Hi Stephan,
I think our documentation for the GPU support is very wanting. My apologies for
not doing this carefully. GPU support does require a few points to keep in mind
and I somehow missed mentioning this anywhere. Here are a few pointers so you
can see how one can use the GPU support a bit better.
Look at the tests here:
https://github.com/pypr/pysph/blob/master/pysph/sph/tests/test_acceleration_eval.py
The tests are pretty extensive, we test every feature that is available on both
CPU and GPU backends -- as you can see from the sheer length of that file. You
can see the minor changes that are needed for GPU support. Search for "gpu" and
you will notice a .gpu attribute. For example see this test:
https://github.com/pypr/pysph/blob/master/pysph/sph/tests/test_acceleration_eval.py#L684
You will see a pa.gpu.pull('u')
Similarly see this:
https://github.com/pypr/pysph/blob/master/pysph/sph/tests/test_acceleration_eval.py#L910
You will see a pa.gpu.push('u')
This is one major point that we have not documented properly.
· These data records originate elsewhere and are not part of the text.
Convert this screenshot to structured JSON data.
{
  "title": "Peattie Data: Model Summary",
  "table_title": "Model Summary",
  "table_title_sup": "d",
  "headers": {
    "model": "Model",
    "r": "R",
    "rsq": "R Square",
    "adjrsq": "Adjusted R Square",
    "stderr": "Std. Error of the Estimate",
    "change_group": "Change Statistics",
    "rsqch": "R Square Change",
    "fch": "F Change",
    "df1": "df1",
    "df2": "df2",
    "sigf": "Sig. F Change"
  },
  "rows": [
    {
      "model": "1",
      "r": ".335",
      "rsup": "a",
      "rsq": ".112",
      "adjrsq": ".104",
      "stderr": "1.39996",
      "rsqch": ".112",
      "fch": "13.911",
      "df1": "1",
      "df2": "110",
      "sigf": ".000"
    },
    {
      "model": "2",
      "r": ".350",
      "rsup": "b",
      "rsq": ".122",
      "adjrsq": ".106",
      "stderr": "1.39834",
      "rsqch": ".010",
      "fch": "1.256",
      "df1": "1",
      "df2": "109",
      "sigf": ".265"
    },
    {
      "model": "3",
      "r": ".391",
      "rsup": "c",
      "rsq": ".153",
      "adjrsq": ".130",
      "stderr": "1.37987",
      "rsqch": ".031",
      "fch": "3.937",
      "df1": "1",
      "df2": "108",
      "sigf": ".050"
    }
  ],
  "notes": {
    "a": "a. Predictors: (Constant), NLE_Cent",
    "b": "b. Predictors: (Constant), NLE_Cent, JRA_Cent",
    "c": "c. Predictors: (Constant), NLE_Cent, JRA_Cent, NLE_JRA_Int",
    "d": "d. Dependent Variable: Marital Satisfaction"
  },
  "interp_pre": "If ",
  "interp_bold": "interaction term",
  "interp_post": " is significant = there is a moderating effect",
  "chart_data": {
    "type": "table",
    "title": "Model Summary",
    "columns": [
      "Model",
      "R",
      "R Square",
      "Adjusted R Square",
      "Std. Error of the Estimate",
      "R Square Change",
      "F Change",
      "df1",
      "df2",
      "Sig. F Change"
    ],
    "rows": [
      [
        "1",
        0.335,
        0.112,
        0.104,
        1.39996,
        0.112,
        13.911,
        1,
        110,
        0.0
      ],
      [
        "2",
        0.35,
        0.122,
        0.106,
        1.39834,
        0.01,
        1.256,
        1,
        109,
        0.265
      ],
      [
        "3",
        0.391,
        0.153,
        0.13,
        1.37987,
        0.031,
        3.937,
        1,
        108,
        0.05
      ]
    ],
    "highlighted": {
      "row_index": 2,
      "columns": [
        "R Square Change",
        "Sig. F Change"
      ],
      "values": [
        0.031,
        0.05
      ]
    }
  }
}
Basically if you
choose a GPU option, the particle array has a ".gpu" attribute that manages the
data going between the host and the device. For CPU backends the .gpu is None.
So you can use that as a simple check.
When you change a value on the host, i.e. with
pa.u[1] = 123.0
You must follow it up with a pa.gpu.push('u'), this will push just that
attribute and you can pass multiple args like pa.gpu.push('u', 'v'). If you
just call pa.gpu.push() it will push all arrays which can be a large amount of
transfers and may not be what you want.
Now when the data changes on the GPU you need to pull it back which explains the
pa.gpu.pull calls. Once you get this set, the rest is pretty straightforward.
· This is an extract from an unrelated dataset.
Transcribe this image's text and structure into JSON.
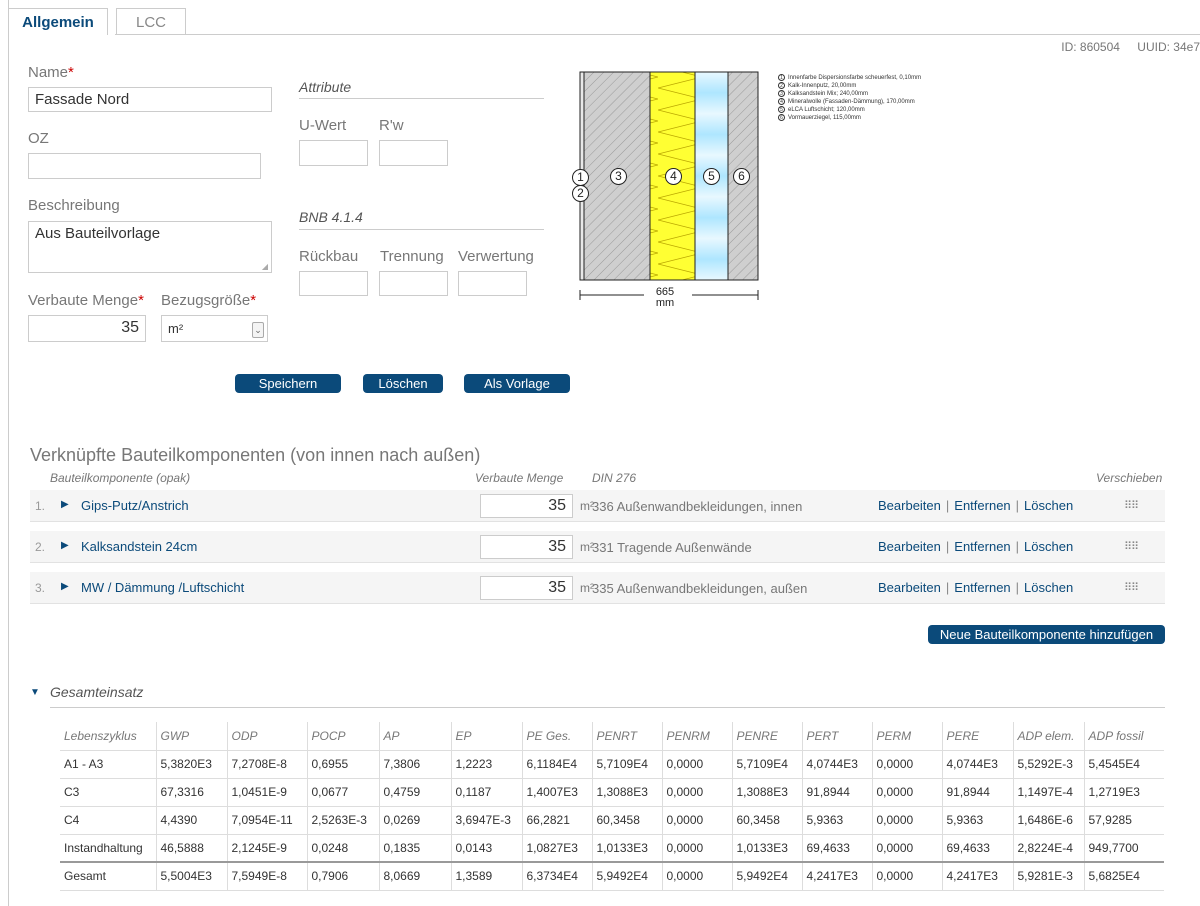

Apart from this change you need to be careful when writing reductions by again
keeping these in mind. The tests check all of these and show examples for all
of them so is a good resource to read. The tests are also fairly easy to read (I
hope) and show how you can use the framework to do things.
Outside of the pull/push we try to make the methods all do the right thing in
the particle array class. If you find specific bugs please do let us know.
I hope this clarifies and makes it easier to use the GPU support.
cheers,
Prabhu
> * python square_droplet.py --opencl
> o simulation worked fine but gave some warnings
> * python square_droplet.py --scheme morris --opencl
> o simulation worked same as previous one which makes sense because
> morris scheme is defined as the default option in square_droplet.py
> * python square_droplet.py --scheme morris --opencl --use-double
> o simulation gives same results as previous one but took little bit
> longer than the case without --use-double option which is obvious
> * python square_droplet.py --scheme adami --opencl
> o simulation finishes with some new warnings not seen before and takes
> a very long time
> * python square_droplet.py --scheme adami --opencl --use-double
> o simulation crashes with a TypeError